ギルはわからなかった。誰もが振り向く美しさを、ルシファがこんなに嫌悪していたなんて。
本気で、その肉体から出て行きたがっている。ギルも昔は消えてしまいたかった。こんな世界にいたくなかった。でも今は、この世界にいたい。ルシファといたいと思っているのに。
「ギル。君はどうする?」
アレックスは仕方なさそうにギルに聞いた。
ルシファはアレックスを睨んだ。鋭いナイフのような怒りの視線。
アレックスはその視線をものともせずにギルを見ている。
ギルはただ逃げ出したかった。ルシファが嫌がるこの空間にいたくなかった。
「君は乗りなさい。
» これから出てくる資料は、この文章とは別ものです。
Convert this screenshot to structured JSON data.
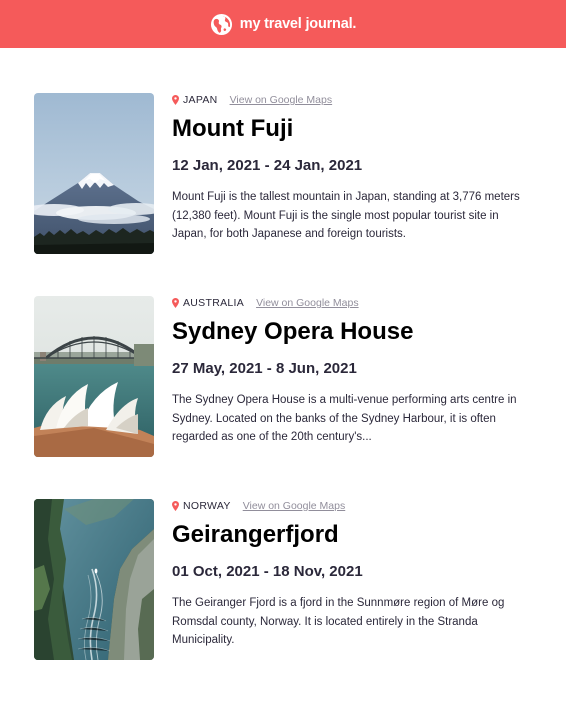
{
  "header": {
    "title": "my travel journal."
  },
  "entries": [
    {
      "location": "Japan",
      "maps_link": "View on Google Maps",
      "title": "Mount Fuji",
      "dates": "12 Jan, 2021 - 24 Jan, 2021",
      "description": "Mount Fuji is the tallest mountain in Japan, standing at 3,776 meters (12,380 feet). Mount Fuji is the single most popular tourist site in Japan, for both Japanese and foreign tourists."
    },
    {
      "location": "Australia",
      "maps_link": "View on Google Maps",
      "title": "Sydney Opera House",
      "dates": "27 May, 2021 - 8 Jun, 2021",
      "description": "The Sydney Opera House is a multi-venue performing arts centre in Sydney. Located on the banks of the Sydney Harbour, it is often regarded as one of the 20th century's..."
    },
    {
      "location": "Norway",
      "maps_link": "View on Google Maps",
      "title": "Geirangerfjord",
      "dates": "01 Oct, 2021 - 18 Nov, 2021",
      "description": "The Geiranger Fjord is a fjord in the Sunnmøre region of Møre og Romsdal county, Norway. It is located entirely in the Stranda Municipality."
    }
  ],
  "colors": {
    "header_bg": "#f55a5a",
    "pin": "#f55a5a",
    "title": "#000000",
    "body_text": "#2b283a",
    "link": "#918e9b"
  },
  "icons": {
    "logo": "globe-icon",
    "location": "map-pin-icon"
  }
}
」
ルシファの優しい声がした。
ルシファはギルの前に膝立ちになり、優しい顔でギルを見ていた。
ギルは声がでないまま激しく首を振った。
「君は生きると決めただろ? 君の人生はあまりに短すぎる。だってちゃんと世界に出てからまだ数ヶ月しかたっていない。」
ギルはずっと首を振った。言葉が見つからない。
ルシファがその肉体から逃げたくても、自分はルシファと一緒にいたい。
一緒にいることはルシファを苦しめるの?
「新しい地球でちゃんと生きるんだ。」
だだをこねる子供をあやすように優しくいった。
そういうことだったの? もう二度と会えなくなるようなこといったのは、そういうことだったの?